The visit was also to familiarise and acquaint himself with the labour practices at the enterprise level by Human Resource Managers on the field and to interact with Management of industries, Labour Unions and workers.
It was also to promote social dialogue, rights of workers, social partnership, employers and organised labour for harmonious labour relations in the country.
Among some major issues raised during the visit was the condition of workers, in terms of their health and safety, types of contract, pension-related matters, remuneration and gender mainstreaming.
Mr Baffour Awuah was impressed with the health and safety measures practised by many of the companies visited, adding that safety precautions should be an integral component of operations for workers and visitors.
Some managements of the companies visited said they took workers through health and safety procedures on regular basis.
The Minister said the prevalence of fixed-term contract has made it impossible for many workers in some start-up companies such as Wangkang Ceramics Company, KEDA (Twyford) Ceramics Company, as well as some existing companies like Ghana Rubber Estates Limited and Ghana Bauxite Company to be unionized.
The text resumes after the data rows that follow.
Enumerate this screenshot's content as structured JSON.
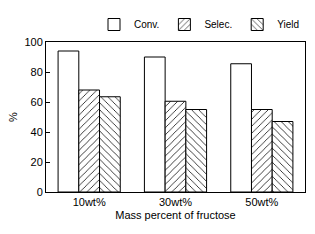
{
  "chart_data": {
    "type": "bar",
    "x_label": "Mass percent of fructose",
    "y_label": "%",
    "categories": [
      "10wt%",
      "30wt%",
      "50wt%"
    ],
    "series": [
      {
        "name": "Conv.",
        "color": "#ffffff",
        "marker": "plain",
        "values": [
          94,
          90,
          85.5
        ]
      },
      {
        "name": "Selec.",
        "color": "#ffffff",
        "marker": "hatch_forward",
        "values": [
          68,
          60.5,
          55
        ]
      },
      {
        "name": "Yield",
        "color": "#ffffff",
        "marker": "hatch_backward",
        "values": [
          63.5,
          55,
          47
        ]
      }
    ],
    "ylim": [
      0,
      100
    ],
    "yticks": [
      0,
      20,
      40,
      60,
      80,
      100
    ],
    "grid": false,
    "legend": "top"
  }
}
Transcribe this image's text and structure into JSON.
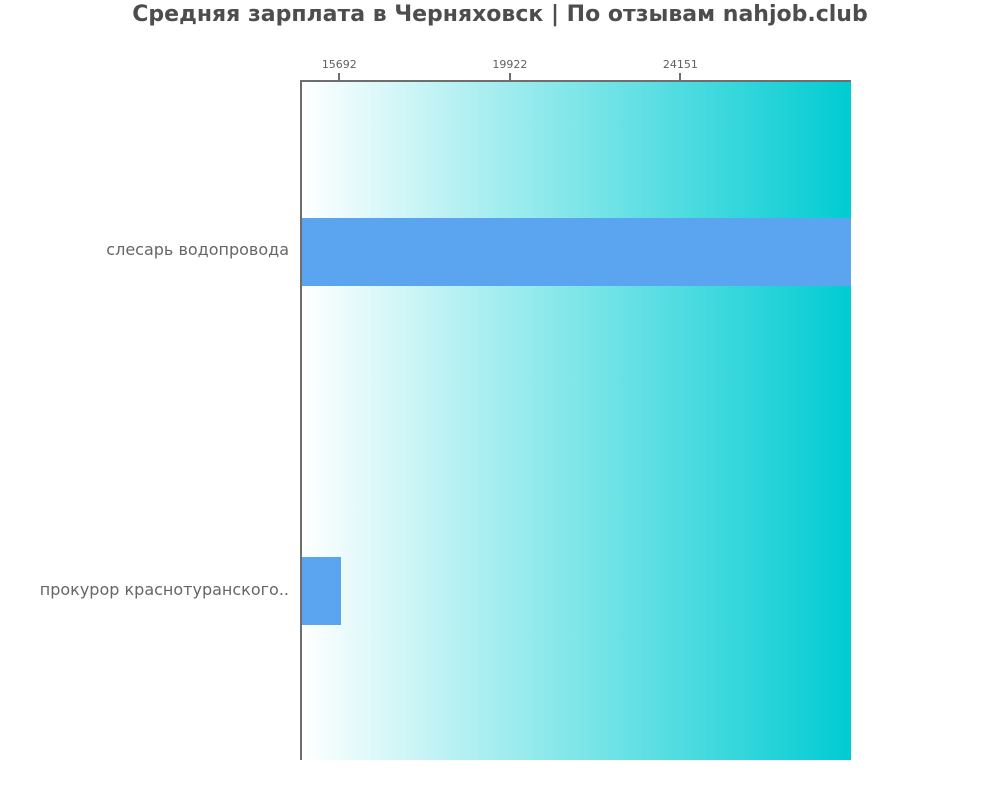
{
  "page": {
    "background": "#ffffff"
  },
  "chart_data": {
    "type": "bar",
    "orientation": "horizontal",
    "title": "Средняя зарплата в Черняховск | По отзывам nahjob.club",
    "categories": [
      "слесарь водопровода",
      "прокурор краснотуранского.."
    ],
    "values": [
      28381,
      15692
    ],
    "xlabel": "",
    "ylabel": "",
    "xlim": [
      14717,
      28381
    ],
    "xticks": [
      15692,
      19922,
      24151
    ],
    "xticks_position": "top",
    "grid": false,
    "legend_position": "none",
    "bar_color": "#5ba5f0",
    "plot_bg_gradient_left": "#ffffff",
    "plot_bg_gradient_right": "#00ccd2",
    "spine_color": "#6e6e6e",
    "title_color": "#4d4d4d",
    "category_label_color": "#666666",
    "tick_label_color": "#5f5f5f"
  }
}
The Minister said it was the right of every worker to form unions and access information through improved social dialogue and engagement of the workplace.
“My responsibility as the Employment Minister is to protect the right of every worker so I will not sit down and watch if workers are not allowed to unionize,” Mr Baffour-Awuah said.
The Minister commended some managements of the companies visited for paying workers above the National Daily Minimum Wage and other benefits like free accommodation, overtime payment and health insurance.
On the issues of Gender Mainstreaming, Mr Baffour Awuah noted that most top management of companies were male-dominated and, therefore, advised them to improve upon the recruitment and selective method to ensure females are given opportunities and support in male-dominated areas.
The Minister described the visit as an eye-opening experience for him and his Ministry and admonished employers to operate within the expectations of the labour laws of Ghana, especially the Labour Acts, 2003 (Act 651).